Updated Warnings Given to Cesar Cielo, Three Other Brazilian Swimmers, After Positive Drug Test; FINA Investigating
Updated July 3
RIO DE JANEIRO, Brazil, July 1. REIGNING world champion Cesar Cielo is one of four Brazilian athletes who tested positive for a banned substance and were subsequently given a warning today by the Brazilian swimming federation. FINA, however, has stated that it will investigate the matter more thoroughly.
Cielo, Nicholas Santos, Henrique Barbosa and Vinicius Waked, all headed to Shanghai this month to compete in the world championships, tested positive for furosemide at the Maria Lenk Trophy meet last month. The World Anti-Doping Agency has put it on the banned list of drugs because it acts as a masking agent for other drugs.
The Brazilian doping control panel determined that only a warning was necessary, after taking each athlete's prior history of negative drug tests into consideration, as well as claims that the drug did not enhance performance at the meet. The panel cited FINA rule DC 10.4, which in part states:
Where a Competitor or other Person can establish how a Specified Substance entered his or her body or came into his or her Possession and that such Specified Substance was not intended to enhance the Competitor's sport performance or mask the Use of a performance-enhancing substance, the period of Ineligibility found in DC 10.2 shall be replaced with the following:
First violation: At a minimum, a reprimand and no period of Ineligibility from future Competitions, and at a maximum, two years' of Ineligibility.

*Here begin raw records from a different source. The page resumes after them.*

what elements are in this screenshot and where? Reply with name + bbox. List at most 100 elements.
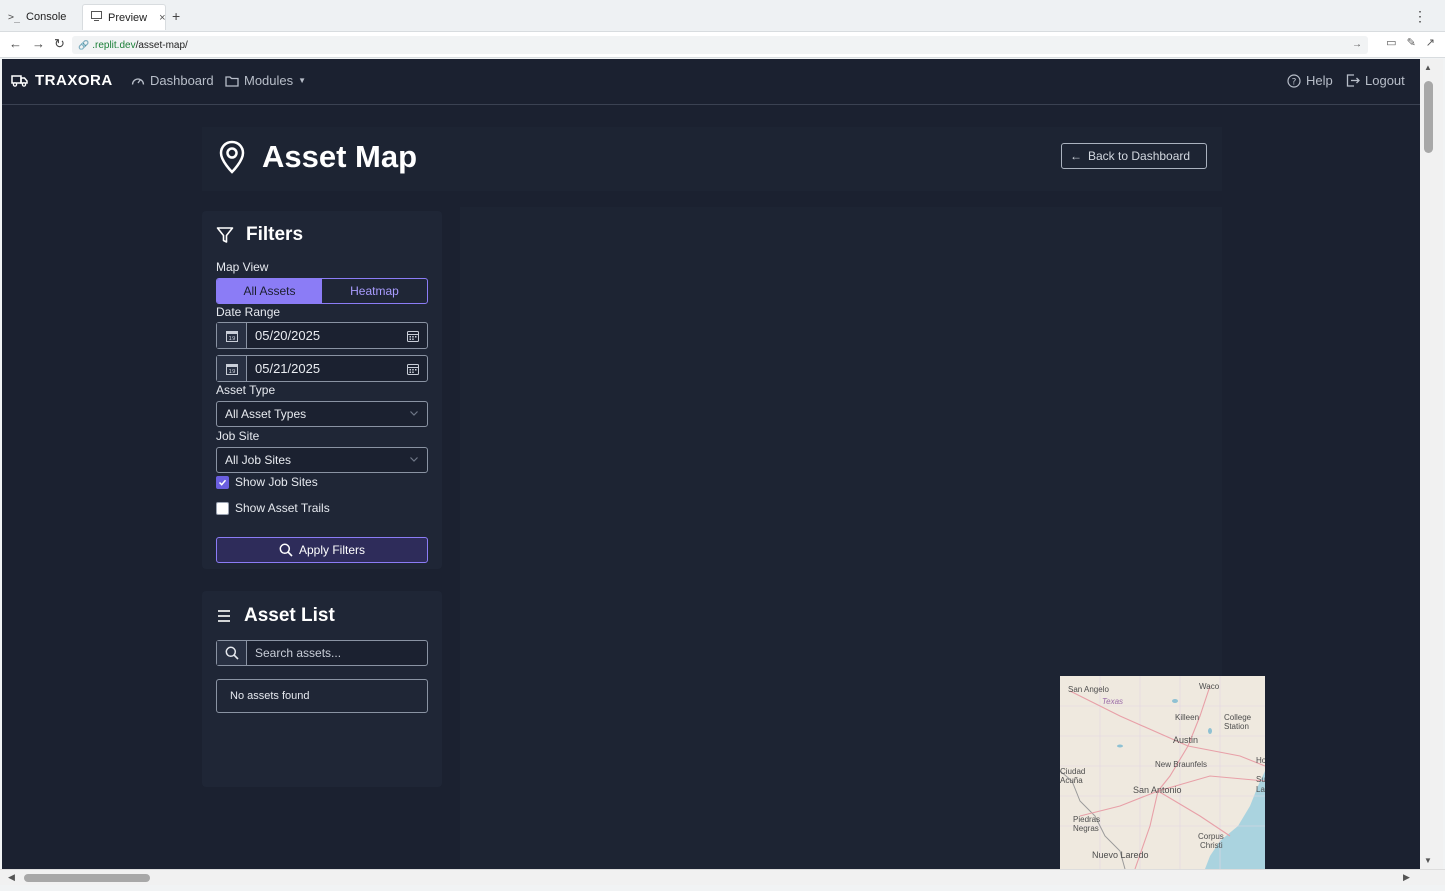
map-label-acuna: Acuña	[1060, 776, 1083, 785]
map-label-new-braunfels: New Braunfels	[1155, 760, 1208, 769]
vertical-scroll-thumb[interactable]	[1424, 81, 1433, 153]
map-label-killeen: Killeen	[1175, 713, 1200, 722]
funnel-icon	[216, 227, 234, 243]
map-label-waco: Waco	[1199, 682, 1220, 691]
map-label-corpus: Corpus	[1198, 832, 1224, 841]
map-label-christi: Christi	[1200, 841, 1223, 850]
start-date-value: 05/20/2025	[255, 328, 321, 343]
map-pin-icon	[219, 140, 245, 174]
show-asset-trails-row: Show Asset Trails	[216, 501, 330, 515]
monitor-icon	[91, 11, 102, 24]
app-viewport: TRAXORA Dashboard Modules ▼ ? Help Logou…	[2, 59, 1420, 869]
scroll-down-icon[interactable]: ▼	[1424, 856, 1432, 865]
map-view-toggle: All Assets Heatmap	[216, 278, 428, 304]
scroll-left-icon[interactable]: ◀	[8, 872, 15, 883]
map-label-college: College	[1224, 713, 1252, 722]
logout-icon	[1346, 74, 1360, 87]
date-range-label: Date Range	[216, 305, 281, 319]
nav-help-label: Help	[1306, 73, 1333, 88]
external-link-icon[interactable]: ↗	[1426, 36, 1435, 49]
nav-logout[interactable]: Logout	[1346, 73, 1405, 88]
go-arrow-icon[interactable]: →	[1352, 36, 1362, 54]
asset-type-label: Asset Type	[216, 383, 276, 397]
end-date-value: 05/21/2025	[255, 361, 321, 376]
apply-filters-button[interactable]: Apply Filters	[216, 537, 428, 563]
map-tile-graphics	[1060, 676, 1265, 869]
filters-card: Filters Map View All Assets Heatmap Date…	[202, 211, 442, 569]
map-label-la: La	[1256, 785, 1265, 794]
start-date-field[interactable]: 19 05/20/2025	[216, 322, 428, 349]
filters-title-text: Filters	[246, 224, 304, 245]
map-view-label: Map View	[216, 260, 269, 274]
url-path: /asset-map/	[135, 40, 188, 51]
calendar-icon[interactable]	[399, 323, 427, 348]
terminal-icon: >_	[8, 11, 21, 23]
map-label-negras: Negras	[1073, 824, 1099, 833]
url-field[interactable]: 🔗 .replit.dev/asset-map/ →	[72, 36, 1368, 54]
tab-label: Console	[26, 11, 67, 23]
horizontal-scrollbar[interactable]: ◀ ▶	[0, 869, 1445, 885]
scroll-up-icon[interactable]: ▲	[1424, 63, 1432, 72]
map-tile[interactable]: San Angelo Waco Texas Killeen College St…	[1060, 676, 1265, 869]
forward-arrow-icon[interactable]: →	[32, 36, 45, 51]
filters-title: Filters	[216, 224, 303, 246]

To justify any elimination or reduction, the Competitor or other Person must produce corroborating evidence in addition to his or her word which establishes to the comfortable satisfaction of the hearing panel the absence of an intent to enhance sport performance or mask the Use of a performance enhancing substance. The Competitor's or other Person's degree of fault shall be the criterion considered in assessing any reduction of the period of Ineligibility.
On his website, Cielo went into further explanation of the decision, saying the drug furosemide came into contact with his normal supplements through cross-contamination. He goes on to state that he takes every precaution to know the types of drugs he takes and, in a loose translation of his online statement in Portuguese, "I consider myself an exemplary athlete in this regard."
In his statement, Cielo also said he took a blood test at the recent Paris Open and was informed of his negative drug tests at the Michigan Grand Prix.
Click here to read Cielo's full statement in Portuguese.
FINA, meanwhile, has told the Associated Foreign Press that it will take a closer look at Brazil's ruling as FINA now has 30 days to either accept the warning, or look for further punishment for the positive tests.
"We'll examine all elements: either we agree with the Brazilian federation's decision, or not, and we appeal before CAS (world sport's Court of Arbitration for Sport)," FINA's Cornel Marculescu told the AFP.